Analyse et Implications :
- Potentiel d’Amélioration : Dans la plupart des pays producteurs, en particulier en Afrique de l’Ouest où dominent les petites exploitations, les rendements actuels sont bien en deçà du potentiel agronomique des cacaoyers. Cela est souvent dû au vieillissement des plantations, à la faible adoption de bonnes pratiques agricoles, aux maladies et ravageurs, et à un accès limité aux intrants et au financement.
- Impact Économique : Des rendements plus élevés, obtenus de manière durable, sont essentiels pour améliorer les revenus des cacaoculteurs et réduire la pauvreté.
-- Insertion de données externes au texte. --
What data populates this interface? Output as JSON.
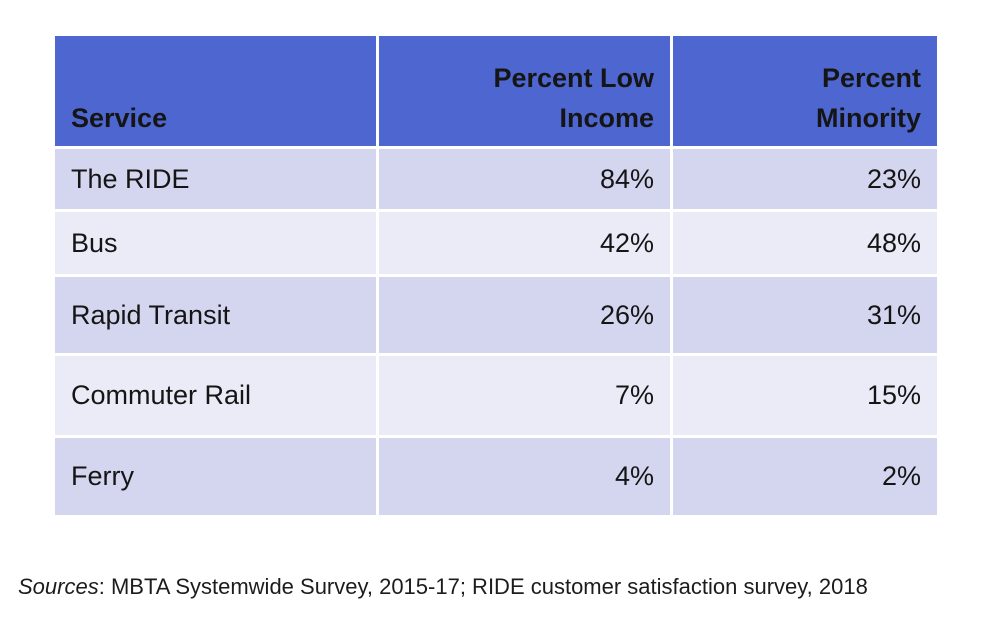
{
  "table": {
    "headers": [
      "Service",
      "Percent Low\nIncome",
      "Percent\nMinority"
    ],
    "rows": [
      {
        "service": "The RIDE",
        "low_income": "84%",
        "minority": "23%"
      },
      {
        "service": "Bus",
        "low_income": "42%",
        "minority": "48%"
      },
      {
        "service": "Rapid Transit",
        "low_income": "26%",
        "minority": "31%"
      },
      {
        "service": "Commuter Rail",
        "low_income": "7%",
        "minority": "15%"
      },
      {
        "service": "Ferry",
        "low_income": "4%",
        "minority": "2%"
      }
    ]
  },
  "caption": {
    "label": "Sources",
    "text": ": MBTA Systemwide Survey, 2015-17; RIDE customer satisfaction survey, 2018"
  },
  "colors": {
    "header_bg": "#4e66d0",
    "row_dark": "#d3d6ee",
    "row_light": "#eaebf6"
  }
}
- Durabilité : Augmenter les rendements sur les terres existantes est également un moyen de réduire la pression pour défricher de nouvelles forêts afin d’augmenter la production.
- Disparités : L’Amérique Latine, avec une cacaoculture souvent plus intensive ou axée sur des variétés fines bien gérées, tend à afficher des rendements moyens nationaux parfois plus élevés, bien que la situation varie grandement. Les nouvelles plantations au Brésil sont un exemple extrême de ce potentiel.
En conclusion, le rendement moyen mondial du cacao cache de fortes disparités. La Côte d’Ivoire se situe dans une moyenne typique pour l’Afrique de l’Ouest, avec un potentiel d’amélioration considérable. Les efforts de recherche, de vulgarisation des bonnes pratiques, de réhabilitation des vergers et de soutien aux producteurs sont cruciaux pour augmenter durablement ces rendements et assurer la pérennité de la filière.